Ты мне не сестра - стр. 27
— А нечего из меня шлюху делать! – руками упираюсь в грудь, на что Макс только разворачивает меня и резко кладет на спортивный стол с голубым сукном. Придавливает рукой и шепчет на ухо.
— Не напомнишь мне, кто хотел выйти замуж за Виталеньку, чтобы никогда не нуждаться в деньгах, а под боком держать удобного любовника?
— Это было давно, Максим.
— Хочешь, чтобы стало приятно?
— Ты можешь о чем-нибудь кроме секса думать? Там секретарша за дверью. Или ты и ей делаешь приятно? Может позовешь?
— Ревнуешь, детка? — хрипит он, рукой массируя затылок. Прижимается стояком, и я закрываю глаза. Считаю до десяти.
— Мне дела нет до твоих жен, до твоих любовниц.

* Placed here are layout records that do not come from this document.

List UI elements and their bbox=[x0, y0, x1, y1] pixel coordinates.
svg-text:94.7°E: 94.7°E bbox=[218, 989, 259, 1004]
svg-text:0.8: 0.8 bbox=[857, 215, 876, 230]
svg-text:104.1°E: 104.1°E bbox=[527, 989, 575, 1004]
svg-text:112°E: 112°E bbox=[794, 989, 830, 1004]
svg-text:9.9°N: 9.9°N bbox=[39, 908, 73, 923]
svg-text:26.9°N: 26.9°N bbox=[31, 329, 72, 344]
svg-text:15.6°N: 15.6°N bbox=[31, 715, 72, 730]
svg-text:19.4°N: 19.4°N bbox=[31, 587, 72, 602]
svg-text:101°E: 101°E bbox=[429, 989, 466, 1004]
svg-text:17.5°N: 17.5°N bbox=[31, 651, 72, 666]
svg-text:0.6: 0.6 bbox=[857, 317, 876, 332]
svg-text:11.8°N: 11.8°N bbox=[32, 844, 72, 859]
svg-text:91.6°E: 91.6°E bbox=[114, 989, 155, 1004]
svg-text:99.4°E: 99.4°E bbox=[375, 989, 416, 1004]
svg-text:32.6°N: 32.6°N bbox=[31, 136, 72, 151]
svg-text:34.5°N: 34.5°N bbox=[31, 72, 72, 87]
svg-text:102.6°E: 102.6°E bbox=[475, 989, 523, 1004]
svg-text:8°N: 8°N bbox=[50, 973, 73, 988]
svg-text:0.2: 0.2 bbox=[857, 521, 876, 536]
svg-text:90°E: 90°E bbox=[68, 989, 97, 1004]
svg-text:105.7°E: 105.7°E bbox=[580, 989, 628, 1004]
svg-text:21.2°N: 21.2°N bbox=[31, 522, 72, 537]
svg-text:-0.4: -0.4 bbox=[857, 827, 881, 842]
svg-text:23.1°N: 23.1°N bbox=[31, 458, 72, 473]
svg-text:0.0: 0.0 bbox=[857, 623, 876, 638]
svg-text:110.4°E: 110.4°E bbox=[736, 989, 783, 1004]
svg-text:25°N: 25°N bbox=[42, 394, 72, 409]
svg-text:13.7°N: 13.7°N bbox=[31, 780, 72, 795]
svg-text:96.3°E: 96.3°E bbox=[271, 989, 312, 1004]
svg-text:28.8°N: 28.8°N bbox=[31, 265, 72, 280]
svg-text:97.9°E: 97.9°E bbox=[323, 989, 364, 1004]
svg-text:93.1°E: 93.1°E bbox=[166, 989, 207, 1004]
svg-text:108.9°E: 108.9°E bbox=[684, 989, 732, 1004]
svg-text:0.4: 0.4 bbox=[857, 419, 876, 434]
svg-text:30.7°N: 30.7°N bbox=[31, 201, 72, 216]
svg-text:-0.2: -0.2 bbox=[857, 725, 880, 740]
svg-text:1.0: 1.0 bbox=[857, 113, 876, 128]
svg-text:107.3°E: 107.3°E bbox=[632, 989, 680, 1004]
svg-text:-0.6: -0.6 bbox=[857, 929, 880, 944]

А тебе не должно быть дело до меня, — пихаю я его ногой, но тот даже не шевелится. Только гладит кончиками пальцев мне шею, разносит чудовищные импульсы по телу. Сносит крышу. Плавит клетки мозга, как маршмэллоу в кофе. А заменяют все серое вещество приторной жижей.
— Чтобы я от тебя отказался, придется меня убить…
— Ты не был раньше таким мудаком, — поворачиваю голову, и Макс усмехается, касается губ, жмется, рукой между ног трет. Хорошо хоть я в брюках. Нужно остановить его. Что-то сказать обидное. – Влияние папочки?
Максим тут же напрягается, отводит бедра и резко меня поднимает.
Голова аж закружилась.
Но тут чувствую захват руки на подбородке, четкое требование смотреть в глаза. А там яд. Он пропитывает пагубным желанием кожу рук, что медленно, так протяжно гладит Максим.
— Как и у любого человека, у тебя очень избирательная память, — скалится Макс и чуть толкает меня назад. Под его напором шагаю, не понимаю, что именно он имеет в виду.
— Ты о чем?
— Забыла, как я толкнул тебя парням на развлечение?
Медленно качаю головой, пока он укладывает меня на стол и крутит перед лицом карандаш. Точно такой же желтый карандаш, наточенный до остроты шила.
Такое не забывается.
Тот ужас, страх, неверие, что любимый, который только что звал меня сбежать с ним, отдает, толкает на растерзание друзьям детдомовцам.
Втроем на одну. Платье красивое в клочья. Белье впивается в кожу. А Макса нет. И никого нет. А в глазах от слез все плывет. А член главного насильника в городе, лучшего друга Максима уже касается обнаженной кожи. Уже готов меня проткнуть. И все это на камеру снимается.
Сейчас даже не верится, но мне помог случай. Карандаш в руке. Проколотые яйца не простил бы мне ни один мужчина. Вот и Антон Громов не простил. Сбежал из больницы, чтобы найти меня и убить.
И убил бы. Он был так близок. Кончик лезвия ножа касался моей груди, точно так же, как сейчас кончик простого карандаша в руках Максима.
Тогда я уже перестала верить в чудо, готова была отдаться на милость старухе с косой, что мелькала где-то неподалеку. Макс спас меня. Может быть это и стало одной из причин моего желания любой ценой вытащить его из тюрьмы. Даже ценой собственной чести.
22. Глава 22.
Долг жизни.
Отдала ли я его? Готов ли он мне его простить? Особенно учитывая, что именно он оказался невольным автором ситуации. Пытаюсь не плыть по течению в сторону пропасти разврата. Ну же, Лана. Это просто секс. Ну и пусть ты скучала по Максу всю эту неделю, пусть лазила в трусики после каждого его сообщения: «возьми трубку, сука». Пусть это «сука» звучало в твоей голове очень эротично и возбуждающе. Но приди в себя. Ты пришла не за этим.